NEW YORK — Police Commissioner Bill Bratton said Sunday that the NYPD is prepared to handle a mass shooting event, similar to what happened in Orlando last weekend.
In an interview with AM 970's John Catsimatidis, Bratton said that despite an increase in the number of mass shooting events in recent years, the NYPD is equipped and trained to respond to an active shooter situation in a matter of minutes.
"The reality is, what happened there [in Orlando] is occurring much more frequently, at a much more rapid pace than at any time in our history," Bratton said.
Bratton also said the NYPD is "very prepared" for the New York City Pride March on June 26. This year, the parade is expected to be even larger than it typically is, and Bratton said security will be significantly increased, along with crowd management and control.
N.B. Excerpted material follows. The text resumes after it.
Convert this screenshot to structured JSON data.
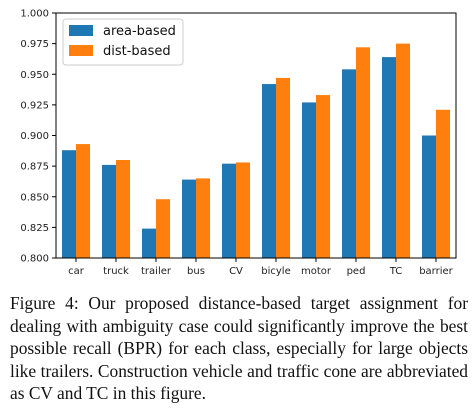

"We are intending to ensure that people can come in and have a good time," Bratton said.
"In New York, we celebrate difference," he said. "We celebrate all the different people that live in the city and we intend to protect each and every one of them.
Citing the NYPD's extensive research on mass shootings and terrorist attacks, Bratton said that most casualties during an attack occur within the first five to seven minutes. It is this time frame that has guided the NYPD in training new groups of officers specially equipped to stop an attack.
"What we've attempted to do here in New York is have sufficient resources around the city with this equipment — long guns, tactical gear — that within five to seven minutes, I can have a significant number of officers anywhere in the city to go in and confront the attacker," Bratton said.
These officers, Bratton said, would belong to one of two new units: a 550 person Critical Response Command and an 800 officer unit that has been similarly trained. The officers are highly trained and use specialized vehicles, long guns, ballistic helmets and heavy vests that offer more protection than a standard vest.
Officers from this command can usually be seen standing outside tourist attractions, consulates and embassies throughout the city.
In the instance of an attack, Bratton said the idea is that precinct officers will be the first to respond, but that he has the ability to have these specially trained officers respond quickly.
"It's a capability no other city in America has at this time, and we're fortunate we've been so well funded, we've expanded our department," Bratton said. "But it's necessary because we remain, we believe, the number one terrorist target in this country, if indeed not in the world."
Bratton said that his relationship with Mayor Bill de Blasio has contributed to the NYPD's ability to create, train and equip these types of special units. Bratton said the department has been well-funded and last year, began hiring hundreds of additional officers to bring the total to approximately 35,000.